WHO calls Zika virus 'most likely explanation' for brain abnormalities

Zika virus infection in pregnancy is 'the most likely explanation' behind brain abnormalities in babies including microcephaly, the World Health Organization says.

More research to guide diagnosis, treatment and mosquito control recommended

Material to prevent Zika infection by mosquitoes are displayed at the World Health Assembly at the United Nations in Geneva, Switzerland. (Denis Balibouse/Reuters)

Zika virus infection in pregnancy is "the most likely explanation" behind congenital brain abnormalities in babies including microcephaly, the World Health Organization says. 

The United Nations health agency examined evidence from outbreaks of Zika virus infection to update its previous statement in March. 

The virus is also most likely a trigger of Guillain-Barré syndrome (GBS).

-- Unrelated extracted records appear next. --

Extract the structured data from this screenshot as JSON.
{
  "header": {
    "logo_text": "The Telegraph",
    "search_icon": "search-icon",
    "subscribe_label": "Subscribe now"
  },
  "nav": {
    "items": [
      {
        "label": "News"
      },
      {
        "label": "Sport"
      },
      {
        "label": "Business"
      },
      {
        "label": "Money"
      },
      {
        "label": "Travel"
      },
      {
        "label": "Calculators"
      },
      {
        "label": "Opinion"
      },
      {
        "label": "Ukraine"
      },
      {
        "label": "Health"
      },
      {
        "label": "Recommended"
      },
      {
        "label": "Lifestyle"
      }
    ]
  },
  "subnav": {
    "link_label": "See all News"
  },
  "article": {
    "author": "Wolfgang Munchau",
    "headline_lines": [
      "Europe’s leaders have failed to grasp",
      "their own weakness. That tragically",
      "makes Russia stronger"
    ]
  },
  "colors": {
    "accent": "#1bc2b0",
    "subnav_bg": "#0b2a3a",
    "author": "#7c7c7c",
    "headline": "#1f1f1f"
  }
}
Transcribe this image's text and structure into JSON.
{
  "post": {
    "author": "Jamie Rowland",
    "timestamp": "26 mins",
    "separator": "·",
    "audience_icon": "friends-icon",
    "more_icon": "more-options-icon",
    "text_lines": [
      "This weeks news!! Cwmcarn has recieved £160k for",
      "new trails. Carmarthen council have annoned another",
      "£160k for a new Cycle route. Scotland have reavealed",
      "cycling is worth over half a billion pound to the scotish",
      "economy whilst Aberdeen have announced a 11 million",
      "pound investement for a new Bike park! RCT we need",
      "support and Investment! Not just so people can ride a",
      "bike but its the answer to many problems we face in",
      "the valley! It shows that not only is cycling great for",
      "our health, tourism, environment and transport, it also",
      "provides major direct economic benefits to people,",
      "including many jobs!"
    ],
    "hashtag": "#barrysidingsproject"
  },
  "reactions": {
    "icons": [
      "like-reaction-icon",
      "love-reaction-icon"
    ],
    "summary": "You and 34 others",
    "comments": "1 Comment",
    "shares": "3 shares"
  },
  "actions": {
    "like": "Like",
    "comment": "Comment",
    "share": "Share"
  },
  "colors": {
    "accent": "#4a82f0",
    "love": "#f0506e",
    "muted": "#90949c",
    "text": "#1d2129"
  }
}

"Based on observational, cohort and case-control studies there is strong scientific consensus that Zika virus is a cause of GBS, microcephaly and other neurological disorders," the agency said in a statement on Wednesday. 

The agency's panel of experts also recommended more surveillance and research into diagnostics, vaccines, treatments and mosquito control.

The Zika virus is spread by mosquitoes and can also be sexually transmitted.

On Tuesday, WHO advised men and women returning from areas where the Zika virus is actively spreading should practice safer sex or abstinence for 6 months, regardless of whether they are trying to conceive or showing symptoms.

In February, WHO declared that the clusters of cases of microcephaly and neurological disorders occurring in areas with Zika virus transmission an international public health emergency. Last week, it  said the outbreak remains an international health emergency and the virus is continuing to infect new countries, such as in Southeast Asia.

Zika infections in pregnant women have been shown to cause microcephaly — a severe birth defect in which the head and brain are undersized — as well as other brain abnormalities.

The connection between Zika and microcephaly first came to light last fall in Brazil, which has since confirmed more than 1,800 cases of microcephaly.

There have been no reported cases of individuals infected by mosquitoes in Canada. 

Travellers are advised to protect themselves from mosquito bites at all times. 

The vast majority of people infected with Zika have a mild infection and about 80 per cent have no symptoms. The symptoms include mild fever, rash and red eyes.